Kondisi harga seperti itu ada dibeberapa barang dagangan lain, seperti sayur bayam dan cabe. Coba bayangkan kalau belinya banyak macem sayur yang memiliki hitungan serupa, bisa gila jumlah jumlahinnya kan? 

Kesulitan itu ternyata bukan aku saja yang ngalamin, hampir semua teman satu apartment mengeluhkan masalah itu.

Begitulah cerita harga yang membingungkan aku, tapi akhirnya kamipun menemukan rumus praktisnya untuk memudahkan perhitungan. 

****

Lanjutkan cerita….

Setelah semua barang tersusun rapih dan toko sudah siap menyambut pembeli. Maka akupun disuruh berdiri seharian di toko tanpa tempat duduk itu, kalau lagi sial salah satu dari aku disuruh ikut sama boss ke pasar dan bantu angkut angkut belanjaan lagi. Kondisi berdiri selama hampir 12 jam diawal awal kerja merupakan siksaan tersendiri karena mampu membuat badan ini serasa meriang akibat telapak kaki yang sakit sekali. Rasanya seperti demam, ini tidak mengada ngada, rasanya masih terasa ketika aku menuliskan ini. ☺ 

Untuk mengurangi rasa sakit, aku biasanya izin ke toilet dan duduk duduk di sana meluruskan kaki. Nah sialnya setiap keluar dari toilet kepergok sama anaknya si boss. Hehehe makin runyam kalau kalau dilaporin bapaknya, biasanya disogok dengan sebatang rokok. ☺

Selama kerja disana, hal yang paling menyenangkan yang selalu teringat sampai saat ini adalah waktunya makan. Makan selalu disediakan oleh boss berikut dengan kotak makanan plastik sebagai piring. Akuboleh mengisi nasi suka suka hati, tapi sayurnya tetap dibatasi karena kelihatannya jatah lauk sudah dihitung dengan baik sesuai dengan jumlah karyawannya. 

Rasa lapar yang sudah ditahan dari pagi karena hanya makan roti tawar saja plus ditambah kerja angkut angkut selama setengah hari membuat maag di perut ini terasa sakit menahan lapar. Karena pengambilan sayur dibatasi maka jumlah nasipun yang harus diakali. Agar kotak makanan ini bisa memuat nasi lebih banyak, maka nasi harus di tenet (ditekan-tekan) ke dalam kotak hingga padat dan baru diisi dengan sayur sayur diatasnya. Sehingga kotak nasi itu penuh sekali sampai mau tumpah keluar, tapi tidak perlu malu karena semua orang disana melakukan hal yang sama. Kalau malu malu malah bisa gila nanti nahan lapar sampai sore. 🙂

Ketika melihat tumpukan nasi ditangan dan memakan nasi sebanyak itu, yang terlintas dipikiran aku adalah kalimat hinaan yang bisa diucapkan orang ketika melihat orang membawa banyak makanan dipiring, “makan kok kayak kuli”.
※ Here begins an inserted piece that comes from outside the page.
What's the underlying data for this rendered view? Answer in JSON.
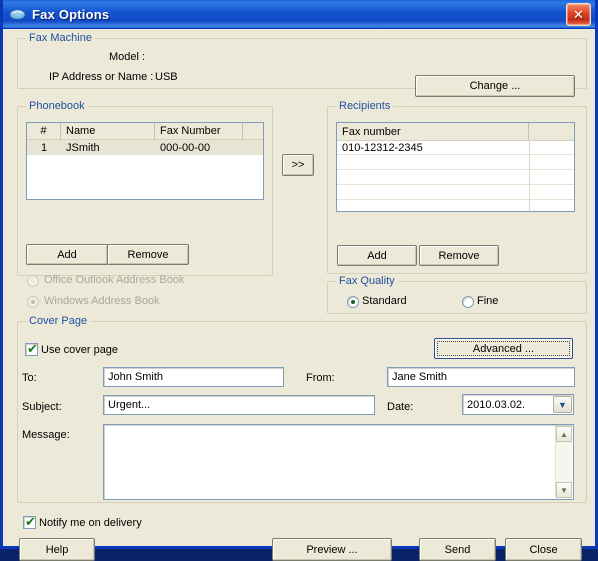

Sekarang baru sadar, kalau memang begitulah seorang kuli, mengeluarkan tenaga banyak, sehingga makanpun harus banyak.  Karena kejadian itulah, sekarang aku kalau melihat kuli makan banyak hanya senyum senyum saja dan mengingat kejadian waktu itu. 
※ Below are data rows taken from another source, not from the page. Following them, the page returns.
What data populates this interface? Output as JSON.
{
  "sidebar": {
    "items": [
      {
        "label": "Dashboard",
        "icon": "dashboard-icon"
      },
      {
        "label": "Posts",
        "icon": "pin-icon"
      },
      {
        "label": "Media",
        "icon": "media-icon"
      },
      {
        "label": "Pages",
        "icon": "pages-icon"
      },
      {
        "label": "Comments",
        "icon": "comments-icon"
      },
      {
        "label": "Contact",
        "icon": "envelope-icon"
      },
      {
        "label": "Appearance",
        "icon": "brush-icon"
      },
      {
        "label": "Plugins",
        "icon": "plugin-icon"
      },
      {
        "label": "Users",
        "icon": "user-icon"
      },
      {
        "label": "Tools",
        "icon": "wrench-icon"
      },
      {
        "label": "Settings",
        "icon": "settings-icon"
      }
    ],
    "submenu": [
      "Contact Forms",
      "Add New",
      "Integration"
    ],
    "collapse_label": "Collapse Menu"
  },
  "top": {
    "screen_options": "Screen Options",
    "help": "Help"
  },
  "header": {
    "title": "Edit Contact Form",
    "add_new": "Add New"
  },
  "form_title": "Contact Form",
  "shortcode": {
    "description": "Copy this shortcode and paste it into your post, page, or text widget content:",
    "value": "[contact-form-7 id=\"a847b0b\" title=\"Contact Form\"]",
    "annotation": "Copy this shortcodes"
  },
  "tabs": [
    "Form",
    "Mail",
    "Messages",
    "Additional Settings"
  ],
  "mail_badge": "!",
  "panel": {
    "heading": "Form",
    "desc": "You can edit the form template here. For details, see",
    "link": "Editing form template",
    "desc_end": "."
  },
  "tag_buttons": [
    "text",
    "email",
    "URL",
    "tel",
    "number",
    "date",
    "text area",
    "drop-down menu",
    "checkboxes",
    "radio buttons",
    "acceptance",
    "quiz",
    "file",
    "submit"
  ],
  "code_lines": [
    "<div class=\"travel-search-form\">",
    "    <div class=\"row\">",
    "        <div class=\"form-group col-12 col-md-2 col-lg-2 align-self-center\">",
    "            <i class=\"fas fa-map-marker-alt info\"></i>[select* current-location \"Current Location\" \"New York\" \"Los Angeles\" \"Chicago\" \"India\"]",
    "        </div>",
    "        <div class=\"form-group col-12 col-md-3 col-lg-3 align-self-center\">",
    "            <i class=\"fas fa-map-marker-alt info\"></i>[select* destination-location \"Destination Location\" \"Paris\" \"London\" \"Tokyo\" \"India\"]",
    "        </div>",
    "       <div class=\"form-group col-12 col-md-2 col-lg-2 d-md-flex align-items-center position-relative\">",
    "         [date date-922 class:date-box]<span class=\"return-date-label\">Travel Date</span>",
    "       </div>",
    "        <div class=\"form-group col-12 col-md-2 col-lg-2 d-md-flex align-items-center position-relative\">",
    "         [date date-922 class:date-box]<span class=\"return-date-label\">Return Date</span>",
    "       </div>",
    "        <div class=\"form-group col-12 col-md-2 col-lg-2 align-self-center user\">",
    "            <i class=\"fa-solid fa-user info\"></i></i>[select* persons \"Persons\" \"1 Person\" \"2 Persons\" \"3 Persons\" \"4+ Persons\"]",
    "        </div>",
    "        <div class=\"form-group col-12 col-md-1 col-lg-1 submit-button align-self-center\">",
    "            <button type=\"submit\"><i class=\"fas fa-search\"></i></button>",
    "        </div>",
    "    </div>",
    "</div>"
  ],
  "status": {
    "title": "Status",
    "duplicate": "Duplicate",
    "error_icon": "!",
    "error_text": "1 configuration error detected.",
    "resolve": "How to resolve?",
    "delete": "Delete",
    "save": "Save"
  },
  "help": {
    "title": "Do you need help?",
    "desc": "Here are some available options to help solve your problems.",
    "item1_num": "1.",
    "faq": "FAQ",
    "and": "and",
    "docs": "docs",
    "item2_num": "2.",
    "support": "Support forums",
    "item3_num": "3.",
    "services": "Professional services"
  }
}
Seperti itulah kalau akumenjadi kuli kasar yang memang membutuhkan karbohidrat lebih banyak dari orang lain. Dan hanya makanlah kegiatan yang paling bisa membawa kegembiraan buat mereka. 

Satu hal lagi yang menyenangkan dari kerja menjadi tukang sayur di Victoria market adalah ketika menerima gaji di akhir hari. Rasanya demam karena kaki sakit, langsung reda seketika. Sesampai dirumah mandi air panas dan duduk duduk memegang beberapa lembar uang 50 dollaran (kalau tidak salah dulu warna kuning). ☺

Oh ya masih ada satu lagi deng… yaitu ngambilin buah buah mahal untuk dimakan gratis, seperti plum dan peach. 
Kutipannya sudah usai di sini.